Strona:PL Unamuno - Mgła.djvu/62

Ta strona została przepisana.

dusza, jeśli nie wcieleniem miłości i cierpienia? Dni przychodzą i mijają, miłość pozostaje! Tam w głębi, w najistotniejszej głębi wszechrzeczy nurt tego świata styka się i krzyżuje z nurtem świata tamtego, a z tego zetknięcia powstaje najsmutniejszy i najsłodszy zarazem ból: ból życia!
Spójrz, Orfeuszu, na tkaninę, spójrz na łańcuch!
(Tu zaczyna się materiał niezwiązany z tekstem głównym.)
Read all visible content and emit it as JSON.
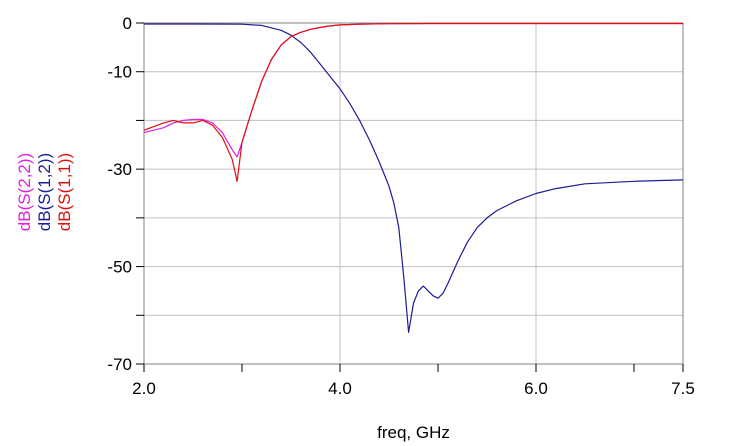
{
  "chart_data": {
    "type": "line",
    "xlabel": "freq, GHz",
    "xlim": [
      2.0,
      7.5
    ],
    "ylim": [
      -70,
      0
    ],
    "grid": true,
    "x_ticks": [
      {
        "value": 2.0,
        "label": "2.0"
      },
      {
        "value": 4.0,
        "label": "4.0"
      },
      {
        "value": 6.0,
        "label": "6.0"
      },
      {
        "value": 7.5,
        "label": "7.5"
      }
    ],
    "x_minor_ticks": [
      3.0,
      5.0,
      7.0
    ],
    "y_ticks": [
      {
        "value": 0,
        "label": "0"
      },
      {
        "value": -10,
        "label": "-10"
      },
      {
        "value": -30,
        "label": "-30"
      },
      {
        "value": -50,
        "label": "-50"
      },
      {
        "value": -70,
        "label": "-70"
      }
    ],
    "y_minor_ticks": [
      -20,
      -40,
      -60
    ],
    "series": [
      {
        "name": "dB(S(2,2))",
        "color": "#e020e0",
        "x": [
          2.0,
          2.2,
          2.3,
          2.4,
          2.5,
          2.6,
          2.7,
          2.8,
          2.9,
          2.95,
          3.0,
          3.1,
          3.2,
          3.3,
          3.4,
          3.5,
          3.6,
          3.7,
          3.8,
          3.9,
          4.0,
          4.2,
          4.5,
          5.0,
          5.5,
          6.0,
          6.5,
          7.0,
          7.5
        ],
        "y": [
          -22.5,
          -21.5,
          -20.5,
          -20.0,
          -19.8,
          -19.8,
          -20.5,
          -22.5,
          -26.0,
          -27.5,
          -24.5,
          -18.0,
          -12.0,
          -7.5,
          -4.5,
          -2.8,
          -1.9,
          -1.3,
          -0.9,
          -0.6,
          -0.4,
          -0.25,
          -0.15,
          -0.1,
          -0.1,
          -0.1,
          -0.1,
          -0.1,
          -0.1
        ]
      },
      {
        "name": "dB(S(1,2))",
        "color": "#1c1c96",
        "x": [
          2.0,
          2.5,
          3.0,
          3.2,
          3.4,
          3.5,
          3.6,
          3.7,
          3.8,
          3.9,
          4.0,
          4.1,
          4.2,
          4.3,
          4.4,
          4.5,
          4.55,
          4.6,
          4.65,
          4.7,
          4.75,
          4.8,
          4.85,
          4.9,
          4.95,
          5.0,
          5.05,
          5.1,
          5.2,
          5.3,
          5.4,
          5.5,
          5.6,
          5.8,
          6.0,
          6.2,
          6.5,
          7.0,
          7.5
        ],
        "y": [
          -0.2,
          -0.2,
          -0.25,
          -0.5,
          -1.5,
          -2.5,
          -4.0,
          -6.0,
          -8.5,
          -11.0,
          -13.5,
          -16.5,
          -20.0,
          -24.0,
          -28.5,
          -33.5,
          -37.0,
          -42.0,
          -52.0,
          -63.5,
          -57.5,
          -55.0,
          -54.0,
          -55.0,
          -56.0,
          -56.5,
          -55.5,
          -53.5,
          -49.0,
          -45.0,
          -42.0,
          -40.0,
          -38.5,
          -36.5,
          -35.0,
          -34.0,
          -33.0,
          -32.5,
          -32.2
        ]
      },
      {
        "name": "dB(S(1,1))",
        "color": "#e01010",
        "x": [
          2.0,
          2.2,
          2.3,
          2.4,
          2.5,
          2.6,
          2.7,
          2.8,
          2.9,
          2.95,
          3.0,
          3.1,
          3.2,
          3.3,
          3.4,
          3.5,
          3.6,
          3.7,
          3.8,
          3.9,
          4.0,
          4.2,
          4.5,
          5.0,
          5.5,
          6.0,
          6.5,
          7.0,
          7.5
        ],
        "y": [
          -22.0,
          -20.5,
          -20.0,
          -20.5,
          -20.5,
          -20.0,
          -21.0,
          -23.5,
          -28.0,
          -32.5,
          -24.5,
          -18.0,
          -12.0,
          -7.5,
          -4.5,
          -2.8,
          -1.9,
          -1.3,
          -0.9,
          -0.6,
          -0.4,
          -0.25,
          -0.15,
          -0.1,
          -0.1,
          -0.1,
          -0.1,
          -0.1,
          -0.1
        ]
      }
    ]
  }
}
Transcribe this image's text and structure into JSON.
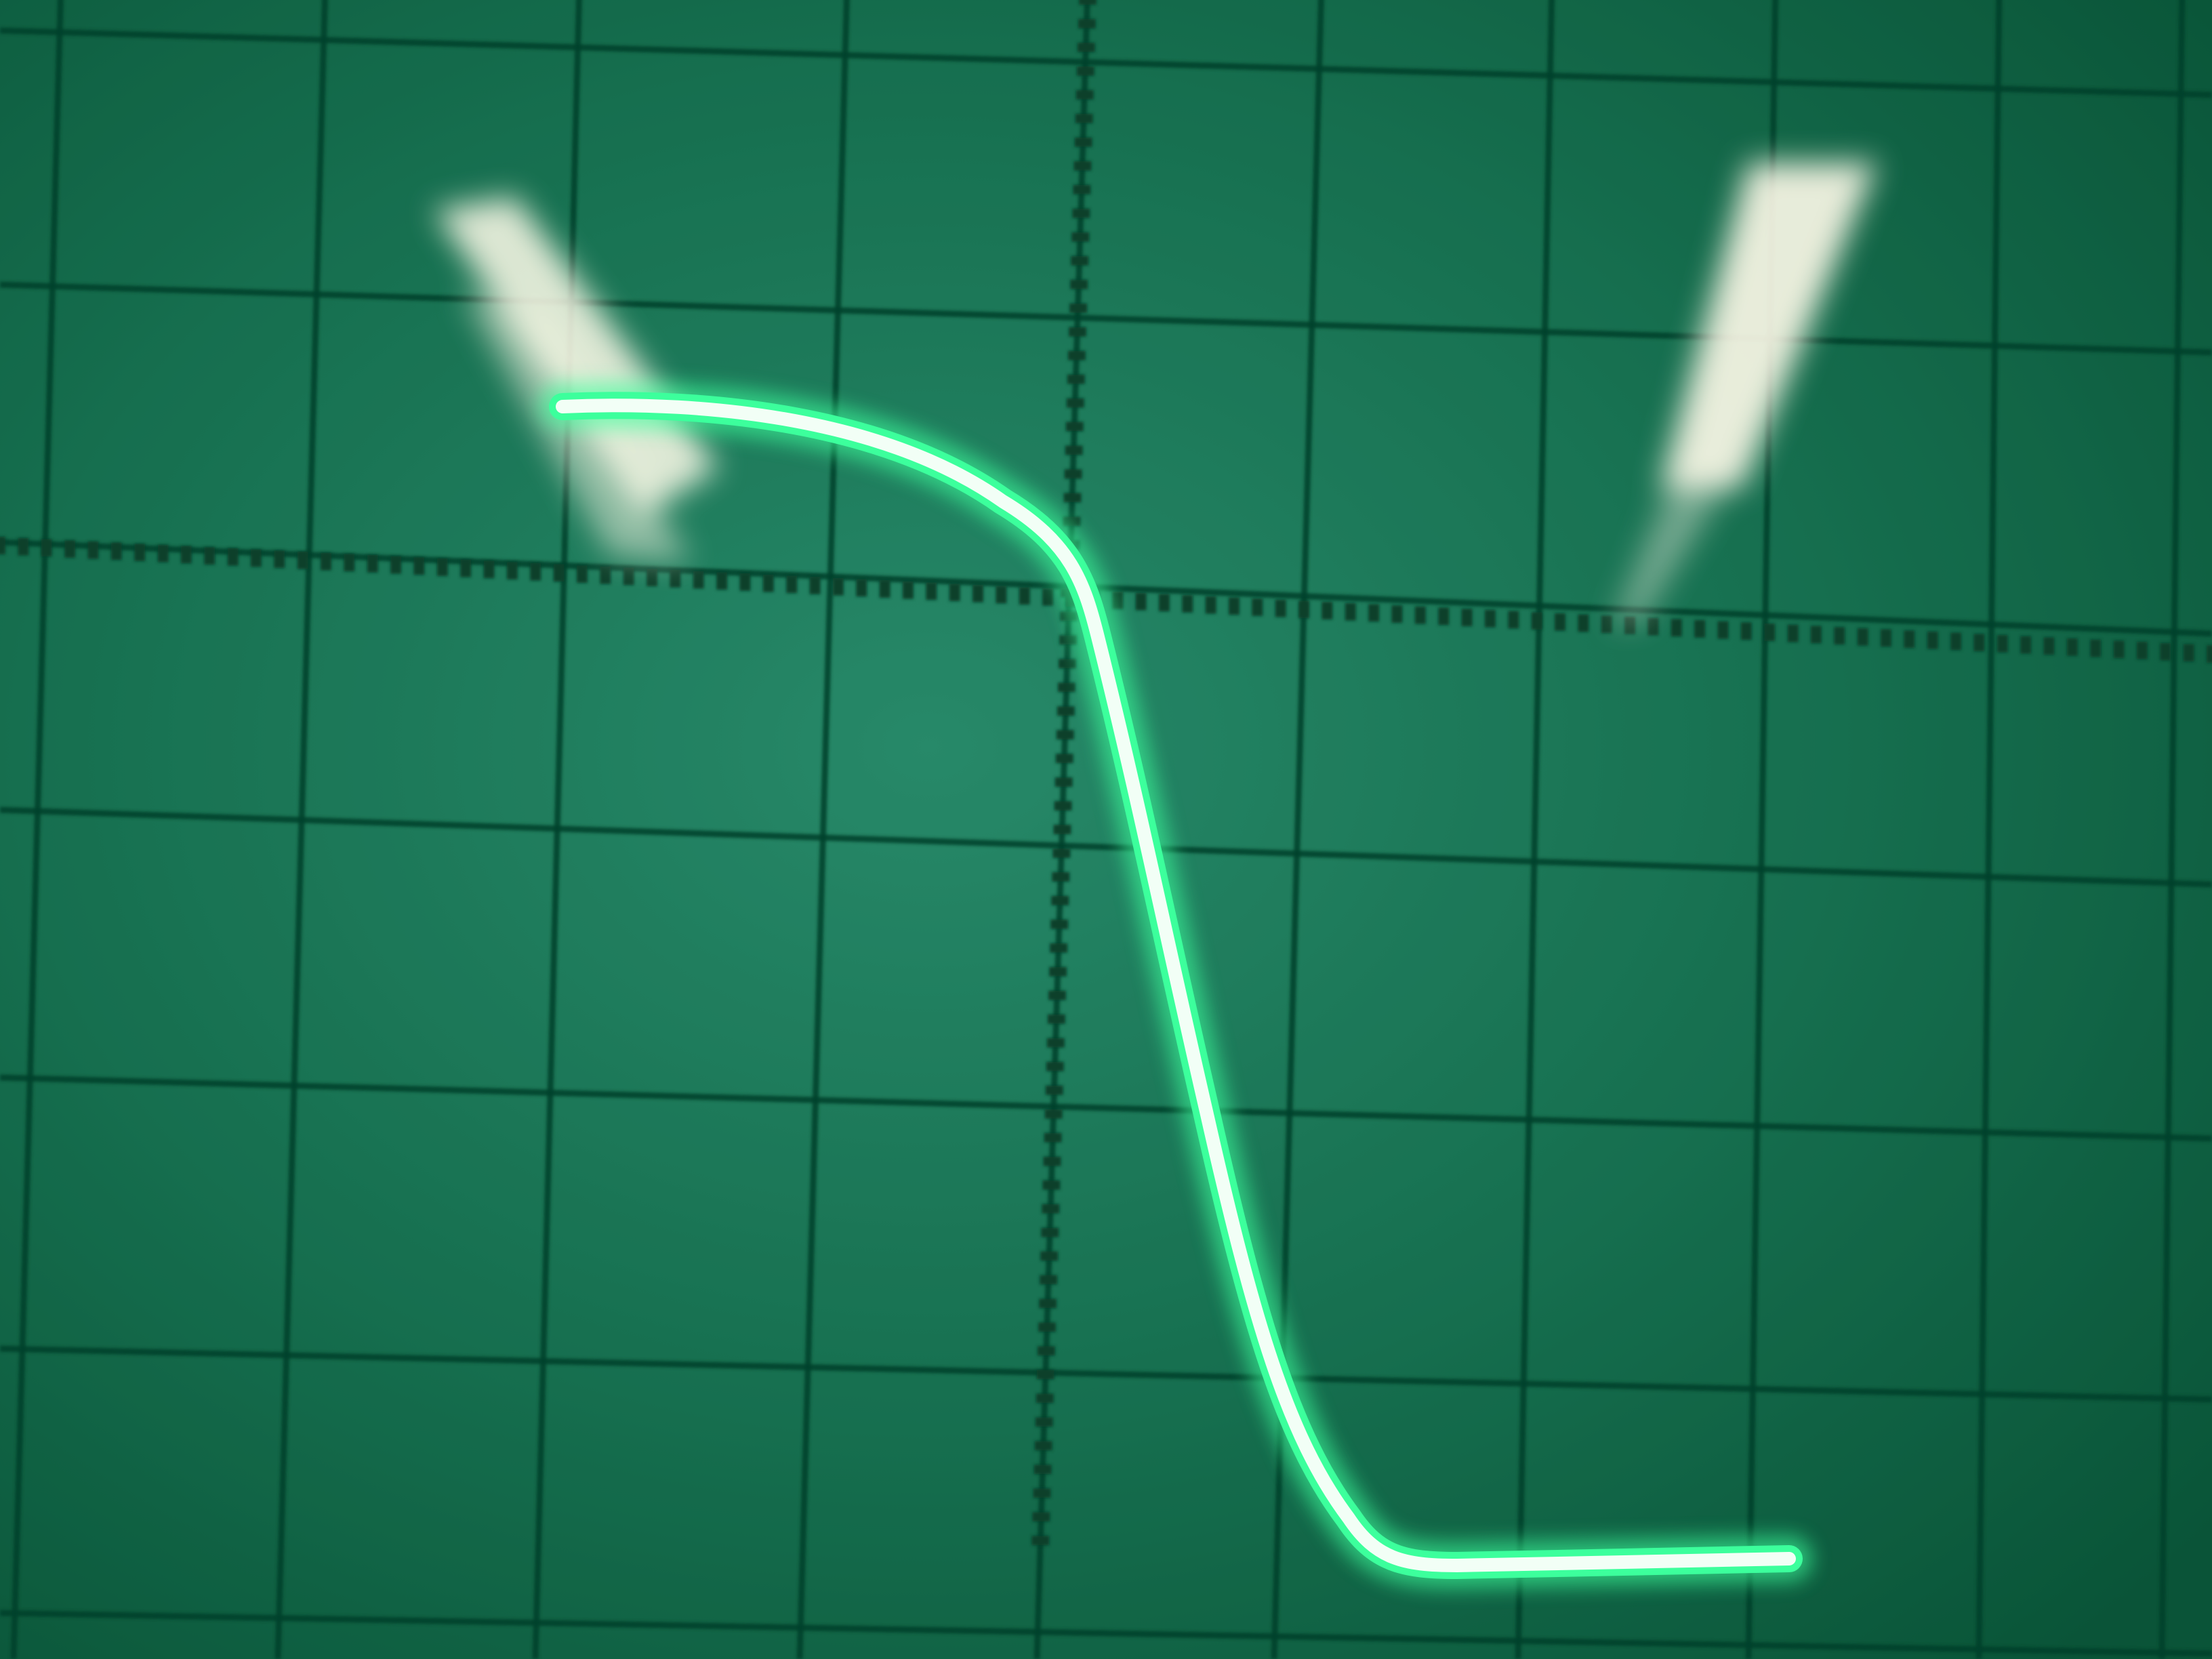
{
  "scene": {
    "subject": "oscilloscope-screen",
    "colors": {
      "screen_center": "#2f9a78",
      "screen_mid": "#1a7a58",
      "screen_edge": "#0b5a3c",
      "graticule": "#07402b",
      "trace_core": "#f2fff6",
      "trace_glow": "#3cff9c",
      "reflection": "#fffbea"
    },
    "graticule": {
      "major_vertical_lines": 10,
      "major_horizontal_lines": 8,
      "center_axes_have_minor_ticks": true
    },
    "trace": {
      "shape": "falling-edge",
      "high_level_divisions": 0.75,
      "low_level_divisions": -3.45
    },
    "reflections": 2
  }
}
Przypatrz się uważnie, jak przędza przechodzi przez czółenka, jak podskakują pręciki i igły... lecz powiedz mi, gdzie jest ów bębenek, na którym nawijają się pasma naszego istnienia — gdzie jest ten bębenek?“.
Ponieważ Orfeusz nie widział nigdy warsztatów tkackich, więc trudno mu było zrozumieć swego pana. Spojrzawszy jednak Augustowi w oczy, odgadł doskonale stan jego duszy.

VIII.

August drżał, jakby go za chwilę mieli zaprowadzić na miejsce stracenia. Pragnął zerwać się z krzesła — biegać po salonie, gestykulować, krzyczeć, błaznować, byleby tylko zapomnieć.
Ani donia Ermelinda, ani mistyczny i teoretyczny anarchista, don Firman, nie mogli go uspokoić.
— Zawołam ją do salonu, zobaczycie się, poznacie, i pierwsze lody będą przełamane. Stosunki tego rodzaju muszą się zaczynać zawsze od zawarcia osobistej znajomości — nieprawdaż?
— Oczywiście, proszę pani — odpowiedział August, obecny, ale duchem nieprzytomny — pierwszym krokiem jest zawarcie znajomości.
— Jestem przekonana, że gdy pana pozna... Co tu dużo gadać! Sprawa jest zupełnie jasna.